Jakarta – Majelis Ulama Indonesia (MUI) bersiap menjadi tuan rumah Kongres Ekonomi Umat Islam II yang tahun ini bertema Arus Baru Penguatan Ekonomi.
Sekjen MUI Buya Amirsyah Tambunan mengatakan acara ini diselenggarakan untuk merumuskan aspirasi dalam menghadapi persoalan ekonomi yang dihadapi masyarakat dan bangsa Indonesia.
“Secara umum ada dua masalah, yaitu kesenjangan akibat Covid-19 dan pemerataan ekonomi, baik pendapatan maupun pendanaan,” katanya, Kamis (18/11).
Berdasarkan permasalahan di atas, beliau menyampaikan bahwa MUI melalui kongres ingin memberikan kontribusi, partisipasi yang diberikan dalam bentuk solusi yang lebih konkrit, baik dari sisi UMKM maupun orientasi kebijakan ekonomi nasional.
Arah kebijakan ekonomi yang direncanakan, lanjut Buya Amirsyah, adalah keselarasan pemerintah dengan mereka yang menghadapi kesulitan ekonomi.
Dikatakan bahwa warisan ekonomi bangsa berputar di sekitar kalangan tertentu dan tidak mempengaruhi masyarakat, sehingga perlu untuk mendistribusikan barang-barang yang membutuhkan ekonomi yang menciptakan keadilan.
“Jangan sampai perekonomian ini hanya dikuasai oleh orang-orang tertentu saja. Indonesia menganut sistem perekonomian sebagaimana tertuang dalam pasal 33 Undang-Undang Dasar, di mana bumi, air, dan kekayaan alam dikuasai oleh negara dan dipergunakan untuk sebesar-besar kemakmuran rakyat,” Dia melanjutkan.
Buya Amirsyah juga menyatakan bahwa untuk kelangsungan hidup bangsa Indonesia harus ada toleransi yang mensyaratkan adanya distribusi barang-barang ekonomi kepada semua pihak. Intoleransi dalam hal ekonomi membuat situasi Indonesia tidak seimbang.

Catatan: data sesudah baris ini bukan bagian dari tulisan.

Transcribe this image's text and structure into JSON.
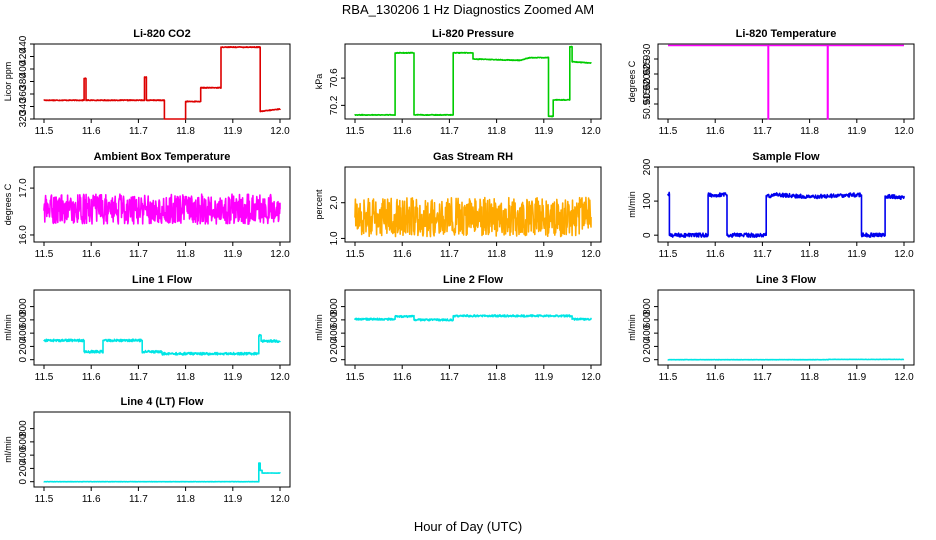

Idealnya, perekonomian Indonesia berbentuk belah ketupat, di mana kekuatan ekonomi kelas menengah diperkuat, sehingga mudah untuk bergerak naik turun. Namun, saat ini yang terjadi di Indonesia berbentuk piramid, dimana kesenjangan ekonomi sangat terasa.
“Hasil kongres akan kami sampaikan kepada pemerintah. Aspirasi ini menurut saya harus didengar oleh pemerintah. Sebagai negara demokrasi, aspirasi ini berasal dari rakyat,” katanya.
Terakhir, ia berpendapat bahwa suatu negara bisa menjadi kuat jika perekonomian rakyatnya kuat, daya beli masyarakat juga menjadi faktor kuatnya perekonomian suatu negara.
Ketua Kongres, Andi YH Djuwaeli mengatakan, sebagai rangkaian kegiatan, MUI telah melakukan beberapa kegiatan pra kongres. Delapan webinar telah diadakan sejauh ini.
“Webinar ini diselenggarakan untuk menyerap kekayaan materi yang disiapkan untuk webinar mendatang,” ujarnya.
Kongres Ekonomi Islam akan digelar selama tiga hari, 10-12 Desember, di Hotel Sultan. Selain kegiatan utama, MUI juga akan menyelenggarakan pameran UMKM halal virtual.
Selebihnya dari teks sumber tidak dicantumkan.